Random Computer Snippets¶
Author: | Brant C. Faircloth |
---|---|
Copyright: | This documentation is available under a Creative Commons (CC-BY) license. |
All of the following assume that you are using the Z shell (zsh). These may or may not work in BASH.
Modification History¶
Subsample reads for R1 and R2 using seqtk¶
READS=2000000
for dir in /path/to/your/clearn/data/dir/from/illumiprocesser/*;
do
RAND=$RANDOM;
echo $RAND;
for file in $dir/split-adapter-quality-trimmed/*-READ[1-2]*;
do
echo $file;
seqtk sample -s $RAND $file $READS | gzip > $file:t:r:r.SUBSAMPLE.fastq.gz
done;
done
Download data for multiple files from NCBI SRA¶
First, create a list of SRRs in a file, sra-records.txt, that looks something like:
SRR453553
SRR453556
SRR453559
SRR453277
SRR453409
SRR453550
SRR452995
SRR453269
SRR453270
SRR453274
SRR453263
Be sure to use fasterq-dump, it’s actually fast.

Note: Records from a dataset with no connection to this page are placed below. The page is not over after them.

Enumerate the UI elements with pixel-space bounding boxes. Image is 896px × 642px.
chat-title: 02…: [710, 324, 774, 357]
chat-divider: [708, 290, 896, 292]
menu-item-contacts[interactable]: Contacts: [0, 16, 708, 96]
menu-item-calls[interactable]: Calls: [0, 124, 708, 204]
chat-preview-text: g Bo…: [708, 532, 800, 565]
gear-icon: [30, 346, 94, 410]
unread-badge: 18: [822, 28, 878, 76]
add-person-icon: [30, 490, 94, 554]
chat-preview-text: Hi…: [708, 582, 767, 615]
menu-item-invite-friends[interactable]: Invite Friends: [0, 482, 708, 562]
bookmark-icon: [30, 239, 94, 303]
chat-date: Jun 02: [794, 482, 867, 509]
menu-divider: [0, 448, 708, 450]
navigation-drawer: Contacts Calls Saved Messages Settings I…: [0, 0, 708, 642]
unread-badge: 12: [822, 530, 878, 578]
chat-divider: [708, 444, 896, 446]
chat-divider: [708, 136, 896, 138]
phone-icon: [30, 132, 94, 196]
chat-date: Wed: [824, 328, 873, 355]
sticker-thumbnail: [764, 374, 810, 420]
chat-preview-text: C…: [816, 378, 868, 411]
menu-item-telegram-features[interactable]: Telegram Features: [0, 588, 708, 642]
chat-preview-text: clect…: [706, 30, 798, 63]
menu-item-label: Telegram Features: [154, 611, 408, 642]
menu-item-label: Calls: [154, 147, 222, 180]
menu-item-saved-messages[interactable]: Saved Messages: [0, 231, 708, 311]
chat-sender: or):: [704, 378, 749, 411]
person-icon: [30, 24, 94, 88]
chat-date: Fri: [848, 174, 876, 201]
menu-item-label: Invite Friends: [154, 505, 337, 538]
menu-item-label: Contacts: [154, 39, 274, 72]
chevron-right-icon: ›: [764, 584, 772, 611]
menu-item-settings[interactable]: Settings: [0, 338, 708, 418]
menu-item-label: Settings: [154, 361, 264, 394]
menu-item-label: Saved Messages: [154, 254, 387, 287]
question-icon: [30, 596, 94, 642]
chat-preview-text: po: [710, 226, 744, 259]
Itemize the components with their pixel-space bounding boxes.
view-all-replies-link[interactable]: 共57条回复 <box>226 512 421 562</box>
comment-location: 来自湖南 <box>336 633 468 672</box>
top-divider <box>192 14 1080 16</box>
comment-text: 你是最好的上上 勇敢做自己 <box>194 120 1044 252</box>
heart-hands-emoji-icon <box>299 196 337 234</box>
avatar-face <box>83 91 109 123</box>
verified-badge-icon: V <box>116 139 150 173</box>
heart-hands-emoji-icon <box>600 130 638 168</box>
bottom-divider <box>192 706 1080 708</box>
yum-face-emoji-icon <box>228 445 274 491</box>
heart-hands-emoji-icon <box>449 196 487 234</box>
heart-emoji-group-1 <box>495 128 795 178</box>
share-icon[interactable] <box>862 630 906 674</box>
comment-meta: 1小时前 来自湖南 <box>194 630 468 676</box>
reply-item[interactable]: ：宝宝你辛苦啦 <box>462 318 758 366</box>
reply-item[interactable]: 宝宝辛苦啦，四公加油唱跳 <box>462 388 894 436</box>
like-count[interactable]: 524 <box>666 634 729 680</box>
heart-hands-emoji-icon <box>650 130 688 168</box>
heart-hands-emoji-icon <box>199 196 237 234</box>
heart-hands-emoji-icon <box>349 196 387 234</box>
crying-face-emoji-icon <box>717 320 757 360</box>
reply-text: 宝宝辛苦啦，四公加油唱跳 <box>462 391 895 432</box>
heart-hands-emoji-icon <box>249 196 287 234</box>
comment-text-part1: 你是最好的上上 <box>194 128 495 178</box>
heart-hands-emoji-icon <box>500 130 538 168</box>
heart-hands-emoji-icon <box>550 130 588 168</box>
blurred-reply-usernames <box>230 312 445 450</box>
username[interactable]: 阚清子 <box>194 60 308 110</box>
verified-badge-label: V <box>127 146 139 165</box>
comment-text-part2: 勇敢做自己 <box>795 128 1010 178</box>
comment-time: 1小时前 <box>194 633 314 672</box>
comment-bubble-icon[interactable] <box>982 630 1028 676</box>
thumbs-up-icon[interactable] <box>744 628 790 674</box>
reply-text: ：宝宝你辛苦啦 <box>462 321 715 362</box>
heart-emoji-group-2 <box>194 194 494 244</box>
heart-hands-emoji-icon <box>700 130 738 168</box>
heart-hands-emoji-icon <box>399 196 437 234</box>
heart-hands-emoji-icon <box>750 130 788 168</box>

It will use 6 threads by default:
for record in `cat sra-records.txt`;
do
echo $record;
fastq-dump $record;
done
Zip or unzip many files in parallel¶
Make sure you have GNU Parallel installed. Then:
# to GZIP files
# navigate to the directory containing the files
cd /my/dir/with/files
parallel gzip ::: *
# to GUNZIP files
# navigate to the directory containing the files
cd /my/dir/with/files
parallel gunzip ::: *
The same can be applied to many tar.gz files in a directory by replacing gzip or gunzip with tar -cf or tar -zf or tar -jf.
rsync a set of files or directories from a list, following symlinks¶
Create a text file (batch-1.txt) that contains the list of files/directories to sync, like
dir1
dir2
dir2
Then, in the directory containing the directories to sync, run:
rsync -avLP -e ssh `cat batch-1.txt` user@some.ip.addr.edu:/lustre1/brant/batch-1/